You can actually live like this.


Years ago, the brilliant satirical "news" outlet , The Onion, ran a headline:  "Neighbors Say Serial Killer Seemed Like the Serial Killer Type".  Satire works, of course, because it's precisely the opposite of what we're used to: "I never thought he could do this," or "He was always nice, kinda kept to himself, I never dreamed this," or "They were involved at our church, and good people in the community, and..."  

And...we knew him, but it turns out, we didn't.  And, satire aside, this resonates with millions of people who's marriages have broken up after many years, when, in a heartbreaking moment, even spouses find they didn't really know their loved ones.  Not completely.  (I caught MSNBC's special on the BTK killer recently. He was president of his church board, had a wife, kids, regular job...and raped and strangled people for years. His own family had no inkling who he really was.)

Bizarre as that is, this isn't about expecting the worst in people, or even a warning about the "dark side" of others.  It's about one thing:  Humility about what you and I actually know.  That's all.

We don't like admitting this.  In fact, once we take a stand on a particular issue, or person, that alone is enough to provide psychological momentum to just keep going with him, all the way down, if need be.  A few years ago, I was part of

a church who's very charming pastor - and he WAS a cool guy! - was having multiple affairs.  There was denial from the congregation, a lot of let's-not-look-that-way.  When finally confronted, the pastor strongly and convincingly denied this character assassination, too... until he was handed, by the board, a DVD showing him in his car, making out with a member of the church staff, recorded by a private detective.
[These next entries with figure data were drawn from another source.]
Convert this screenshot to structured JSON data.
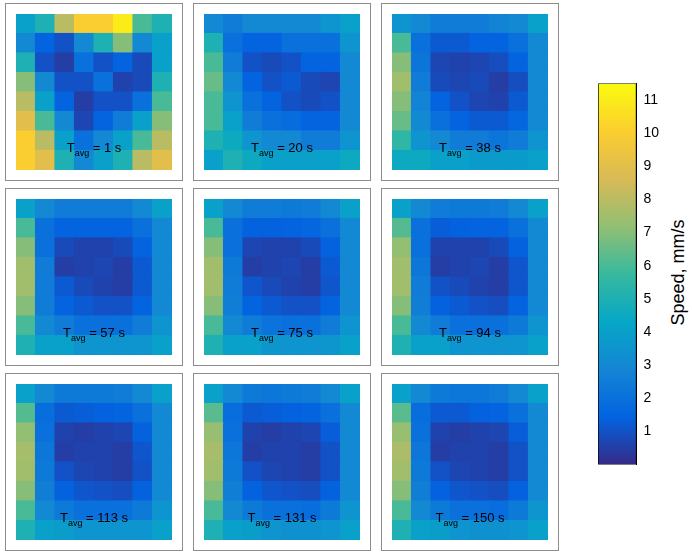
{
  "chart_data": {
    "type": "heatmap",
    "tick_labels": false,
    "colorbar": {
      "label": "Speed, mm/s",
      "range": [
        0,
        11.5
      ],
      "ticks": [
        1,
        2,
        3,
        4,
        5,
        6,
        7,
        8,
        9,
        10,
        11
      ]
    },
    "panels": [
      {
        "label": "T",
        "label_sub": "avg",
        "label_text": "= 1 s",
        "values": [
          [
            4,
            5,
            8,
            10,
            10,
            11,
            6,
            5
          ],
          [
            3,
            1.5,
            1,
            3,
            5,
            7,
            3,
            4
          ],
          [
            5,
            1,
            0.5,
            2,
            1,
            1.5,
            0.8,
            4
          ],
          [
            7,
            3,
            1,
            1,
            2,
            0.6,
            0.8,
            5
          ],
          [
            8,
            4,
            1.5,
            0.5,
            1,
            1,
            2,
            6
          ],
          [
            9,
            6,
            3,
            0.7,
            1.5,
            2.5,
            4,
            7
          ],
          [
            10,
            8,
            4,
            2,
            3,
            4,
            6,
            8
          ],
          [
            10,
            9,
            5,
            3,
            4,
            5,
            8,
            9
          ]
        ]
      },
      {
        "label": "T",
        "label_sub": "avg",
        "label_text": "= 20 s",
        "values": [
          [
            3,
            2.5,
            3,
            3,
            3,
            3,
            3.5,
            4
          ],
          [
            5,
            2,
            1.5,
            1.5,
            2,
            2,
            2,
            3.5
          ],
          [
            6,
            2.5,
            1,
            0.8,
            1,
            1.5,
            1.5,
            3
          ],
          [
            6.5,
            3,
            1.5,
            1,
            1.2,
            0.8,
            0.7,
            3
          ],
          [
            6,
            3.5,
            2,
            1.5,
            1,
            0.8,
            1,
            3
          ],
          [
            6,
            4,
            2.5,
            2,
            1.8,
            1.5,
            1.5,
            3
          ],
          [
            5,
            4.5,
            3.5,
            3,
            3,
            2.5,
            2.5,
            3.5
          ],
          [
            4,
            5,
            4.5,
            4,
            4,
            4,
            4,
            4.5
          ]
        ]
      },
      {
        "label": "T",
        "label_sub": "avg",
        "label_text": "= 38 s",
        "values": [
          [
            3.5,
            3,
            2.5,
            2.5,
            2.5,
            2.8,
            3,
            4
          ],
          [
            6,
            2,
            1.2,
            1.2,
            1.5,
            1.5,
            2,
            3
          ],
          [
            7,
            2.2,
            0.7,
            0.6,
            0.7,
            0.9,
            1.5,
            3
          ],
          [
            7.5,
            2.5,
            0.8,
            0.7,
            0.8,
            0.5,
            0.9,
            3
          ],
          [
            7,
            2.8,
            1.5,
            1,
            0.7,
            0.6,
            1.2,
            3
          ],
          [
            6.5,
            3,
            2,
            1.5,
            1.2,
            1.2,
            1.6,
            3
          ],
          [
            5.5,
            3.5,
            3,
            2.5,
            2.5,
            2.2,
            2.5,
            3.5
          ],
          [
            4.5,
            4.5,
            4,
            4,
            3.8,
            3.8,
            3.8,
            4
          ]
        ]
      },
      {
        "label": "T",
        "label_sub": "avg",
        "label_text": "= 57 s",
        "values": [
          [
            4,
            3,
            2.5,
            2.5,
            2.5,
            2.5,
            3,
            4
          ],
          [
            6,
            2,
            1.5,
            1.5,
            1.5,
            1.5,
            2,
            3
          ],
          [
            7,
            2,
            0.8,
            0.6,
            0.6,
            0.8,
            1.5,
            3
          ],
          [
            7.5,
            2.5,
            0.5,
            0.6,
            0.7,
            0.5,
            1.2,
            3
          ],
          [
            7.5,
            2.5,
            1.2,
            0.8,
            0.6,
            0.5,
            1.2,
            3
          ],
          [
            7,
            2.5,
            1.5,
            1.2,
            1,
            1,
            1.5,
            3
          ],
          [
            6,
            3,
            2.5,
            2,
            2,
            2,
            2.5,
            3.5
          ],
          [
            5,
            4,
            4,
            3.5,
            3.5,
            3.5,
            3.5,
            4
          ]
        ]
      },
      {
        "label": "T",
        "label_sub": "avg",
        "label_text": "= 75 s",
        "values": [
          [
            4,
            3,
            2.5,
            2.5,
            2.4,
            2.5,
            3,
            4
          ],
          [
            6,
            2,
            1.4,
            1.4,
            1.5,
            1.6,
            2,
            3
          ],
          [
            7,
            2,
            0.7,
            0.6,
            0.6,
            0.8,
            1.4,
            3
          ],
          [
            7.5,
            2.4,
            0.5,
            0.6,
            0.7,
            0.5,
            1.2,
            3
          ],
          [
            7.5,
            2.5,
            1.1,
            0.8,
            0.6,
            0.5,
            1.1,
            3
          ],
          [
            7,
            2.6,
            1.5,
            1.2,
            1,
            1,
            1.5,
            3
          ],
          [
            6,
            3,
            2.5,
            2.1,
            2,
            2,
            2.5,
            3.5
          ],
          [
            5,
            4,
            4,
            3.6,
            3.5,
            3.5,
            3.6,
            4
          ]
        ]
      },
      {
        "label": "T",
        "label_sub": "avg",
        "label_text": "= 94 s",
        "values": [
          [
            4,
            3,
            2.5,
            2.4,
            2.4,
            2.5,
            3,
            4
          ],
          [
            6.2,
            2,
            1.3,
            1.4,
            1.5,
            1.5,
            2,
            3
          ],
          [
            7.2,
            2,
            0.6,
            0.6,
            0.6,
            0.8,
            1.4,
            3
          ],
          [
            7.5,
            2.3,
            0.5,
            0.6,
            0.7,
            0.5,
            1.1,
            3
          ],
          [
            7.5,
            2.5,
            1,
            0.8,
            0.6,
            0.5,
            1.1,
            3
          ],
          [
            7,
            2.6,
            1.4,
            1.2,
            1,
            0.9,
            1.5,
            3
          ],
          [
            6,
            3,
            2.5,
            2,
            2,
            2,
            2.4,
            3.5
          ],
          [
            5,
            4,
            4,
            3.5,
            3.5,
            3.5,
            3.5,
            4
          ]
        ]
      },
      {
        "label": "T",
        "label_sub": "avg",
        "label_text": "= 113 s",
        "values": [
          [
            4,
            3,
            2.4,
            2.4,
            2.4,
            2.5,
            3,
            4
          ],
          [
            6.2,
            1.9,
            1.2,
            1.3,
            1.4,
            1.5,
            2,
            3
          ],
          [
            7.2,
            2,
            0.6,
            0.5,
            0.6,
            0.7,
            1.4,
            3
          ],
          [
            7.6,
            2.3,
            0.5,
            0.6,
            0.6,
            0.5,
            1.1,
            3
          ],
          [
            7.5,
            2.4,
            1,
            0.7,
            0.6,
            0.5,
            1,
            3
          ],
          [
            7,
            2.6,
            1.4,
            1.1,
            1,
            0.9,
            1.4,
            3
          ],
          [
            6,
            3,
            2.4,
            2,
            2,
            2,
            2.4,
            3.5
          ],
          [
            5,
            4,
            3.9,
            3.5,
            3.5,
            3.5,
            3.5,
            4
          ]
        ]
      },
      {
        "label": "T",
        "label_sub": "avg",
        "label_text": "= 131 s",
        "values": [
          [
            4,
            3,
            2.4,
            2.3,
            2.4,
            2.5,
            3,
            4
          ],
          [
            6.3,
            1.9,
            1.2,
            1.3,
            1.4,
            1.5,
            2,
            3
          ],
          [
            7.3,
            2,
            0.6,
            0.5,
            0.6,
            0.7,
            1.3,
            3
          ],
          [
            7.6,
            2.3,
            0.5,
            0.6,
            0.6,
            0.5,
            1,
            3
          ],
          [
            7.5,
            2.4,
            1,
            0.7,
            0.6,
            0.5,
            1,
            3
          ],
          [
            7,
            2.6,
            1.4,
            1.1,
            1,
            0.9,
            1.4,
            3
          ],
          [
            6,
            3,
            2.4,
            2,
            2,
            1.9,
            2.4,
            3.5
          ],
          [
            5,
            4,
            3.9,
            3.5,
            3.4,
            3.4,
            3.5,
            4
          ]
        ]
      },
      {
        "label": "T",
        "label_sub": "avg",
        "label_text": "= 150 s",
        "values": [
          [
            4,
            3,
            2.4,
            2.3,
            2.3,
            2.5,
            3,
            4
          ],
          [
            6.3,
            1.9,
            1.2,
            1.2,
            1.4,
            1.5,
            2,
            3
          ],
          [
            7.3,
            2,
            0.6,
            0.5,
            0.6,
            0.7,
            1.3,
            3
          ],
          [
            7.7,
            2.3,
            0.5,
            0.6,
            0.6,
            0.5,
            1,
            3
          ],
          [
            7.5,
            2.4,
            1,
            0.7,
            0.6,
            0.5,
            1,
            3
          ],
          [
            7,
            2.6,
            1.4,
            1.1,
            1,
            0.9,
            1.4,
            3
          ],
          [
            6,
            3,
            2.4,
            2,
            2,
            1.9,
            2.4,
            3.5
          ],
          [
            5,
            4,
            3.9,
            3.5,
            3.4,
            3.4,
            3.5,
            4
          ]
        ]
      }
    ]
  }
}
Case closed?  Not for his ardent supporters.  Even though he admitted it, they knew he wasn't that kind of guy, you know.  He wouldn't do that.  Video or no, he was a man of God, and really knew his Bible, and...

Happens all the time.  My Grandma Hansen was a Republican, and she defended Richard Nixon.  He was completely innocent.  And when Nixon admitted his own guilt, it did not dissuade her. Makes me think of the words of Matt Thiessen, from "When I Go Down":

When I go down, I go down hard

And take everything I've learned

And teach myself some disregard

But Grandma Hansen wasn't that into Relient K.  

We think we know more than we do. We find our identity in someone else, and we get on board.  Trouble is, if it's not Jesus, we're getting on a train with no guaranteed destination, and a high probability of going off the rails, anyway.  And the eerie thing: The way our consciences work, once we're aboard, we can even see the thing going over a cliff, and we still don't want to jump off. We'll even re-write the story in our minds, doing whatever narrative gymnastics necessary, to make our hero, and therefore us, the real victims.

So don't buy a ticket.  Don't find your identity with anyone except Jesus.  Not even the most charismatic, wonderful-seeming, harmless, funny, charming, person you've ever met.  Not even the most learned, scripture-seeking, powerful-preaching, or stirring worship-leading person ever.  Not even your own family.  Not your children, not your dad, not your spouse.  No one, but Jesus.


"But Brant, I happen to really look up to you, and -- "

I get this from time to time, and I'm blown-away honored, as a Z-list Minor Radio Celebrity.  But you don't deeply know me, not really, try as I might for honesty on and off the air.  I don't even know me, not my innermost motives.  (Once again, check out I Corinthians 4!) My motives are a mixed bag, always.  And yes, I do, much of the time, want to be an example of what it can look like to grow in and toward Jesus, but that's just it - follow me only on the way to Jesus.  Find your identity in Him.

Jesus is your Teacher.  No one else.  

He will not let you down.  Pay attention long enough, and I will.  

Better yet, let's walk together, humbly, toward God.  And all the while admitting we see only outward appearances, while God, and God alone, sees the heart.